Soriano, J. E.; Hudelle, R.; Mahe, L.; Gautier, M.; Teo, Y. Y.; Skinnider, M. A.; Laskaratos, A.; Ceto, S.; Kathe, C.; Hutson, T.; Charbonneau, R.; Girgis, F.; Casha, S.; Rimok, J.; Tso, M.; Larkin-Kaiser, K.; Hankov, N.; Gandhi, A.; Amir, S.; Kang, X.; Vyza, Y.; Martin-Moraud, E.; Lacour, S.; Demesmaeker, R.; Asboth, L.; Barraud, Q.; Anderson, M. A.; Bloch, J.; Squair, J. W.; Phillips, A. A.; Courtine, G.
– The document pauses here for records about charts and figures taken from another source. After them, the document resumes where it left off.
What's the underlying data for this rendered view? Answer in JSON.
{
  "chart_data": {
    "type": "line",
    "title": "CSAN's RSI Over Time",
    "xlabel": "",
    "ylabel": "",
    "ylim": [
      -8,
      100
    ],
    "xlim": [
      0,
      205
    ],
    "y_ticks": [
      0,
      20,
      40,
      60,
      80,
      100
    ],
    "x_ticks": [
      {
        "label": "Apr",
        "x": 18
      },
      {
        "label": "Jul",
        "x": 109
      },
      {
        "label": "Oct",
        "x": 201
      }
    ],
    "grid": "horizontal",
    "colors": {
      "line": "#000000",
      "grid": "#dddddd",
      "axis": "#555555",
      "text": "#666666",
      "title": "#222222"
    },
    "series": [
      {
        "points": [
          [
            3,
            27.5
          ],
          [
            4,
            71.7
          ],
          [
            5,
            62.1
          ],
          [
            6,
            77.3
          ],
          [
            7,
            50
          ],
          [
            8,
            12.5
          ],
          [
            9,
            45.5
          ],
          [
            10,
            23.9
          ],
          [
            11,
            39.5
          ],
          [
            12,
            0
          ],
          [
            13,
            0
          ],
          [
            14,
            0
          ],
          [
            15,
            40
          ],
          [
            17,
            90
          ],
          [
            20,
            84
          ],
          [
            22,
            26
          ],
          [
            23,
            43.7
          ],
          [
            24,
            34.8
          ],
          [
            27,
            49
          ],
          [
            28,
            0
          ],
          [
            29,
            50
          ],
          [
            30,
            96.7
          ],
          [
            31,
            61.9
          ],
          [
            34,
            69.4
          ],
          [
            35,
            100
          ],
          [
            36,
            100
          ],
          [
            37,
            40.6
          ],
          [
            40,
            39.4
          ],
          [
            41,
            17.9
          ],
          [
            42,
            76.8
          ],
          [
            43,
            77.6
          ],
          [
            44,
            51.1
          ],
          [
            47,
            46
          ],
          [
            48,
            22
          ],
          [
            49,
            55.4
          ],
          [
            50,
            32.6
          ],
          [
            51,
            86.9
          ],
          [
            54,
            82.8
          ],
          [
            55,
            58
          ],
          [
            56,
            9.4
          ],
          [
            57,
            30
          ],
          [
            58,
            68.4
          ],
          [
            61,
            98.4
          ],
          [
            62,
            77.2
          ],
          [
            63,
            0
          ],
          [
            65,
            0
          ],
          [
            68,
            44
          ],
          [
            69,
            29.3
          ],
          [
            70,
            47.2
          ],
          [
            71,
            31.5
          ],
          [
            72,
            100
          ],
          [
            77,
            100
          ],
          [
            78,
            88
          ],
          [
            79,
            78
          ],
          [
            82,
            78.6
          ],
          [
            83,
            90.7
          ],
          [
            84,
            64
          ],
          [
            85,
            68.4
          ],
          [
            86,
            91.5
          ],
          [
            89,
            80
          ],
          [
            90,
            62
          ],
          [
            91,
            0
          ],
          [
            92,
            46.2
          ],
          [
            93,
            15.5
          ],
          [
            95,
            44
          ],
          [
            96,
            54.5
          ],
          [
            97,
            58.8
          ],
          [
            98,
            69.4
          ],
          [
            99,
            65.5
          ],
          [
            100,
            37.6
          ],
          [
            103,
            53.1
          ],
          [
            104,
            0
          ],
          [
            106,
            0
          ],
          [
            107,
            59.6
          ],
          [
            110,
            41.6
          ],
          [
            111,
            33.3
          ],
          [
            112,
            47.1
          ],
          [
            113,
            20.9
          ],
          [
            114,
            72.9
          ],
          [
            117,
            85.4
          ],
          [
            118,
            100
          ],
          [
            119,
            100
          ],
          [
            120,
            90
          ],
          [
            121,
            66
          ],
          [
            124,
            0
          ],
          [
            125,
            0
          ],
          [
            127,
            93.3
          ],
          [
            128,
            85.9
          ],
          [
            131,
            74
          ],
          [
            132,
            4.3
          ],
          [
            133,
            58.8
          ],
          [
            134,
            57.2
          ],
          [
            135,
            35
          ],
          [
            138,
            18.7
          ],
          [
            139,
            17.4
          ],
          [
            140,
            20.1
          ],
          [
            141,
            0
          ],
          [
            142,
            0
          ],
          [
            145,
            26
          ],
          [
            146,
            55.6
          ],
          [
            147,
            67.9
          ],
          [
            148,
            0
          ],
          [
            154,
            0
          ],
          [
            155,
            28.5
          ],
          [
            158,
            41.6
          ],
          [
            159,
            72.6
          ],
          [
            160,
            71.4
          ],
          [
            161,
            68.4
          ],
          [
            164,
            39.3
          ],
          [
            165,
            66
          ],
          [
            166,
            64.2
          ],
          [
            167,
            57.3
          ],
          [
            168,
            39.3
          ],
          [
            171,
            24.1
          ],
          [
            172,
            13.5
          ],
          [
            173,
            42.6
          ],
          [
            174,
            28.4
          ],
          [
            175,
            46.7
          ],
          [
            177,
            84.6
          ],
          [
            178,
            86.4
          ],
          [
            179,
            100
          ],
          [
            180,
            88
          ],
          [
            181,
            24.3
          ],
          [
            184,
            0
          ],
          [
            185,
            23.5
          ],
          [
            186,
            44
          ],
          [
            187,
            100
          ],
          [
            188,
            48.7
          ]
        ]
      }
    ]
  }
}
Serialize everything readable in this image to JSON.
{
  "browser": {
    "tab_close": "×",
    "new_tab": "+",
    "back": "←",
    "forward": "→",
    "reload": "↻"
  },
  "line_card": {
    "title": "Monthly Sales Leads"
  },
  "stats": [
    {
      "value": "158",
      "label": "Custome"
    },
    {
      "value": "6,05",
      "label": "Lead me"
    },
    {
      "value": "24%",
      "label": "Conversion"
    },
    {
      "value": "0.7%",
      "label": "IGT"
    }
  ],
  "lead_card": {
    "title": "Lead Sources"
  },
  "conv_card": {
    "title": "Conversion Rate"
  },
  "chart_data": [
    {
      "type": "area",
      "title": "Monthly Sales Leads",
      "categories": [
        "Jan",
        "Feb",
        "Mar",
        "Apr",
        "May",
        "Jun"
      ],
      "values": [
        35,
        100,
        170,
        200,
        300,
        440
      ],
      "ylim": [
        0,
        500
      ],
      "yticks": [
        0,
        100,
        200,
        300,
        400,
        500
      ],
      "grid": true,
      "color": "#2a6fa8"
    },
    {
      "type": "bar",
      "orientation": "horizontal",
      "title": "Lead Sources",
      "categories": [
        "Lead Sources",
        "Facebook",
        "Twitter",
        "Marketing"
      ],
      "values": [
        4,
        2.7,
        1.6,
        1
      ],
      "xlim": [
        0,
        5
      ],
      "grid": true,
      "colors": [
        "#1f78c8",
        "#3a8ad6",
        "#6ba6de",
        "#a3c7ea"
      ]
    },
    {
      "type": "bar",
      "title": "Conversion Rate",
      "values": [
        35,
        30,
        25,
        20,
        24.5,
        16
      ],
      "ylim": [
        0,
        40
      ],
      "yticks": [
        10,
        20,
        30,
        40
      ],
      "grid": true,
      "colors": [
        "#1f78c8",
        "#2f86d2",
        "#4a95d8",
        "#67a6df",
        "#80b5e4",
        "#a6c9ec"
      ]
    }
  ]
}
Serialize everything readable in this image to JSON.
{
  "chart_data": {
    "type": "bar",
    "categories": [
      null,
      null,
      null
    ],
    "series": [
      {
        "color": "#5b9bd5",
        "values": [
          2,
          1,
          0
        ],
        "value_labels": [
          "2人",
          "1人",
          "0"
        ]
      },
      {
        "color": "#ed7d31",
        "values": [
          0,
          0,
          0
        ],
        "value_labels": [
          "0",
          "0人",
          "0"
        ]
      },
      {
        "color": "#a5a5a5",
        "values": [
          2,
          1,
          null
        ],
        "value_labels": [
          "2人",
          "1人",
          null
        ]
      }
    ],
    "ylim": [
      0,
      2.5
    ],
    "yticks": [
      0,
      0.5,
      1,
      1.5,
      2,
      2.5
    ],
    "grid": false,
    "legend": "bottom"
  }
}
Autonomic dysreflexia is a life-threatening medical condition characterized by episodes of uncontrolled hypertension that occur in response to sensory stimuli after spinal cord injury (SCI). The fragmented understanding of the mechanisms underlying autonomic dysreflexia hampers the development of therapeutic strategies to manage this condition, leaving people with SCI at daily risk of heart attack and stroke. Here, we expose the complete de novo neuronal architecture that develops after SCI and causes autonomic dysreflexia. In parallel, we uncover a competing, yet overlapping neuronal architecture activated by epidural electrical stimulation of the spinal cord that safely regulates blood pressure after SCI. The discovery that these adversarial neuronal architectures converge onto a single neuronal subpopulation provided a blueprint for the design of a mechanism-based intervention that reversed autonomic dysreflexia in mice, rats, and humans with SCI. These results establish a path for the effective treatment of autonomic dysreflexia in people with SCI.